Millie’s Princess Foundation
Today, the Princess Run is just one of the fundraising events hosted by Millie’s Princess Foundation. And over the last nine years, Millie’s Princess Foundation has raised $1.4 million for 140 families with kids fighting cancer.
“Often when you see commercials for childhood cancer fundraising, you see a sad, bald child with somber music playing. We want to move away from that. We like to celebrate the kids,” says Amy Olsen, the foundation’s social media coordinator.
Brady Flamm, who serves as the foundation’s president, agrees.
“We do them a disservice when we show them as poor, pathetic children. They are the strongest kids that you will ever meet. They cherish any chance they can to enjoy life. For us, it’s about highlighting them as heroes—how strong they are and how much fun they have,” he says. “Our fundraisers are about positivity and inspiration, not pity and sympathy. We want to raise money, but we also want to build hope and make it a fun experience.”
Because the foundation is volunteer-run, sponsors cover their overhead costs, allowing 100 percent of fundraiser proceeds to go directly to families.
“That’s what makes us different—we pick who we want to help. When we have someone who wants to do a fundraiser, we go find a family, and every penny goes to them,” Brady explains.
In April 2022, Millie’s Princess Foundation raised $20,000 by sponsoring an ice-skating recital. “The family we were helping got to be the center of attention on the ice and had a lot of fun,” he says.
In the fall, the foundation will host a fashion show, and at Christmastime, they will partner with local high schools to have the children come and be a part of assemblies or sporting events.
The foundation’ s largest fundraiser each year is still Millie’s Princess Run, held in June. Each year, they sponsor two kids—a princess and prince.
Princess Millie Jo
The princess this year was 5-month-old Millie Jo Berry. At 2 months old, she had torticollis, tightening of the neck muscles causing a head tilt.
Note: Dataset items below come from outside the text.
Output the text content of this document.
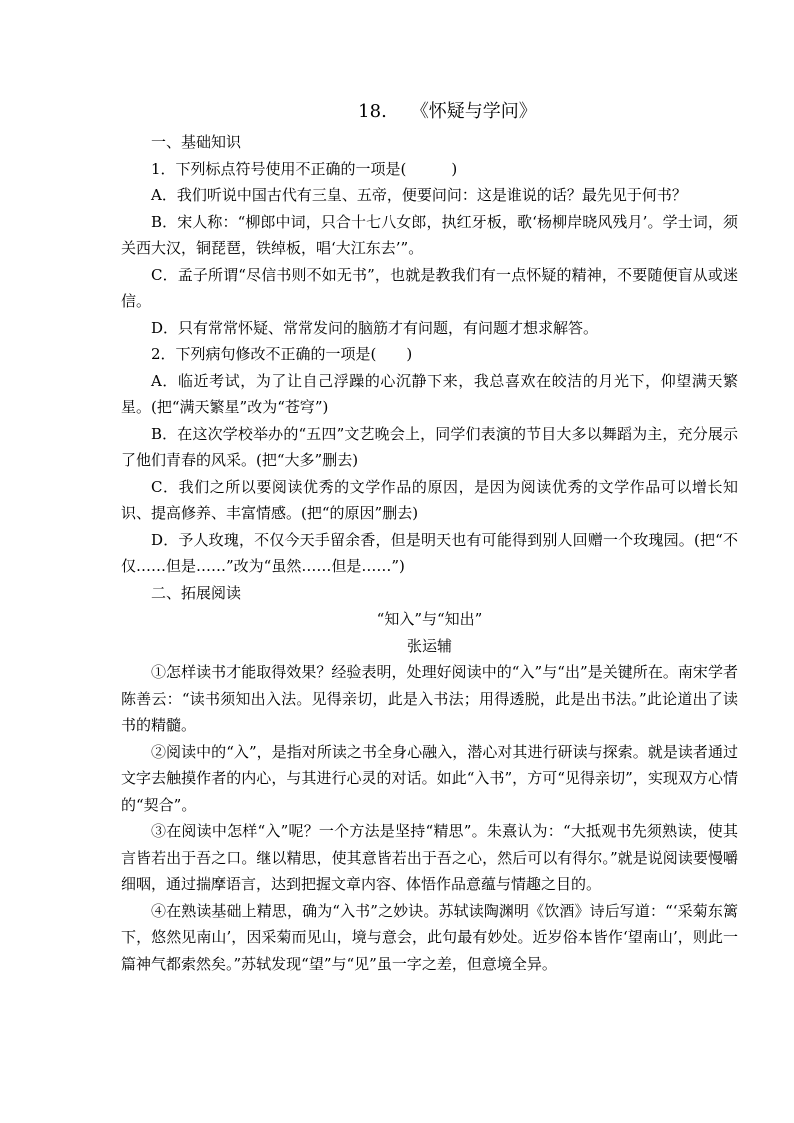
18. 《怀疑与学问》

一、基础知识

1．下列标点符号使用不正确的一项是(　　　)

A．我们听说中国古代有三皇、五帝，便要问问：这是谁说的话？最先见于何书？

B．宋人称：“柳郎中词，只合十七八女郎，执红牙板，歌‘杨柳岸晓风残月’。学士词，须关西大汉，铜琵琶，铁绰板，唱‘大江东去’”。

C．孟子所谓“尽信书则不如无书”，也就是教我们有一点怀疑的精神，不要随便盲从或迷信。

D．只有常常怀疑、常常发问的脑筋才有问题，有问题才想求解答。

2．下列病句修改不正确的一项是(　　)

A．临近考试，为了让自己浮躁的心沉静下来，我总喜欢在皎洁的月光下，仰望满天繁星。(把“满天繁星”改为“苍穹”)

B．在这次学校举办的“五四”文艺晚会上，同学们表演的节目大多以舞蹈为主，充分展示了他们青春的风采。(把“大多”删去)

C．我们之所以要阅读优秀的文学作品的原因，是因为阅读优秀的文学作品可以增长知识、提高修养、丰富情感。(把“的原因”删去)

D．予人玫瑰，不仅今天手留余香，但是明天也有可能得到别人回赠一个玫瑰园。(把“不仅……但是……”改为“虽然……但是……”)

二、拓展阅读

“知入”与“知出”

张运辅

①怎样读书才能取得效果？经验表明，处理好阅读中的“入”与“出”是关键所在。南宋学者陈善云：“读书须知出入法。见得亲切，此是入书法；用得透脱，此是出书法。”此论道出了读书的精髓。

②阅读中的“入”，是指对所读之书全身心融入，潜心对其进行研读与探索。就是读者通过文字去触摸作者的内心，与其进行心灵的对话。如此“入书”，方可“见得亲切”，实现双方心情的“契合”。

③在阅读中怎样“入”呢？一个方法是坚持“精思”。朱熹认为：“大抵观书先须熟读，使其言皆若出于吾之口。继以精思，使其意皆若出于吾之心，然后可以有得尔。”就是说阅读要慢嚼细咽，通过揣摩语言，达到把握文章内容、体悟作品意蕴与情趣之目的。

④在熟读基础上精思，确为“入书”之妙诀。苏轼读陶渊明《饮酒》诗后写道：“‘采菊东篱下，悠然见南山’，因采菊而见山，境与意会，此句最有妙处。近岁俗本皆作‘望南山’，则此一篇神气都索然矣。”苏轼发现“望”与“见”虽一字之差，但意境全异。
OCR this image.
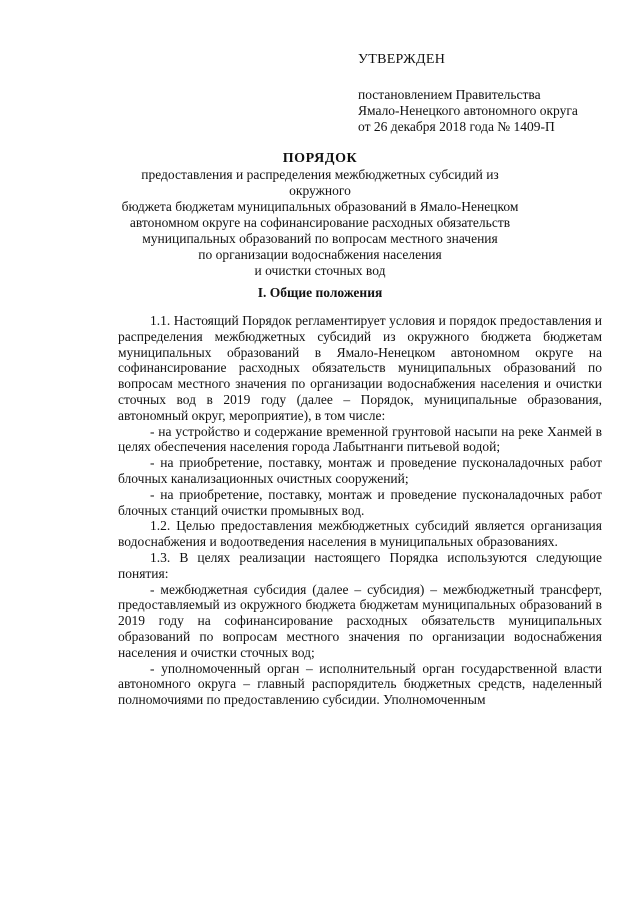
УТВЕРЖДЕН
постановлением Правительства
Ямало-Ненецкого автономного округа
от 26 декабря 2018 года № 1409-П
ПОРЯДОК
предоставления и распределения межбюджетных субсидий из окружного
бюджета бюджетам муниципальных образований в Ямало-Ненецком
автономном округе на софинансирование расходных обязательств
муниципальных образований по вопросам местного значения
по организации водоснабжения населения
и очистки сточных вод
I. Общие положения

1.1. Настоящий Порядок регламентирует условия и порядок предоставления и распределения межбюджетных субсидий из окружного бюджета бюджетам муниципальных образований в Ямало-Ненецком автономном округе на софинансирование расходных обязательств муниципальных образований по вопросам местного значения по организации водоснабжения населения и очистки сточных вод в 2019 году (далее – Порядок, муниципальные образования, автономный округ, мероприятие), в том числе:

- на устройство и содержание временной грунтовой насыпи на реке Ханмей в целях обеспечения населения города Лабытнанги питьевой водой;

- на приобретение, поставку, монтаж и проведение пусконаладочных работ блочных канализационных очистных сооружений;

- на приобретение, поставку, монтаж и проведение пусконаладочных работ блочных станций очистки промывных вод.

1.2. Целью предоставления межбюджетных субсидий является организация водоснабжения и водоотведения населения в муниципальных образованиях.

1.3. В целях реализации настоящего Порядка используются следующие понятия:

- межбюджетная субсидия (далее – субсидия) – межбюджетный трансферт, предоставляемый из окружного бюджета бюджетам муниципальных образований в 2019 году на софинансирование расходных обязательств муниципальных образований по вопросам местного значения по организации водоснабжения населения и очистки сточных вод;

- уполномоченный орган – исполнительный орган государственной власти автономного округа – главный распорядитель бюджетных средств, наделенный полномочиями по предоставлению субсидии. Уполномоченным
At her first physical therapy appointment, the physical therapist found a mass above her collarbone. Millie Jo was diagnosed with neuroblastoma, or nerve cancer. She is currently in her third round of chemotherapy.
Millie Jo’s mom, Jessica Berry, says she was impressed with the Flamms.
“It is such a touching story that they would take a tragedy in their life and turn it into something that is such a blessing for so many children and families,” she says. “I realized at the run that it is more than just a foundation—it is a community of people. They are holding you together when you feel like you are falling apart. They told us multiple times that we are family now. We are part of the Millie’s Princess Foundation family. The comfort and camaraderie mean so much to us.”
The prince this year was Dane Aviña. He is 14 years old. He plays baseball, football, and wrestles. He likes to play video games and hang out with his three brothers in his free time. In February 2022, he started having a lot of lower back pain. The pain spread to his stomach, then to his knees and ankles. Despite several doctor’s appointments, they couldn’t find anything wrong. Doctors shrugged it off to “growing pains.”
After a lot of heartache and several visits to different doctors, a chiropractor found some lumps under Dane’s skin. Eventually in April 2022, Dane was diagnosed with Non-Hodgkin Anaplastic Large Cell Lymphoma or ALCL, a rare form of blood cancer. He is currently on his third round of chemotherapy.
Dane’s mother, Amanda Aviña, is extremely grateful for the Millie’s Princess Foundation community.
“There was suddenly a group of people that related to us. Their love and support were amazing. When I first talked to Brady, we talked about the run, of course, but it was more like he was checking in on us to see what we needed. [The Flamms] get what are going through, and they can truly help because of it,” she says.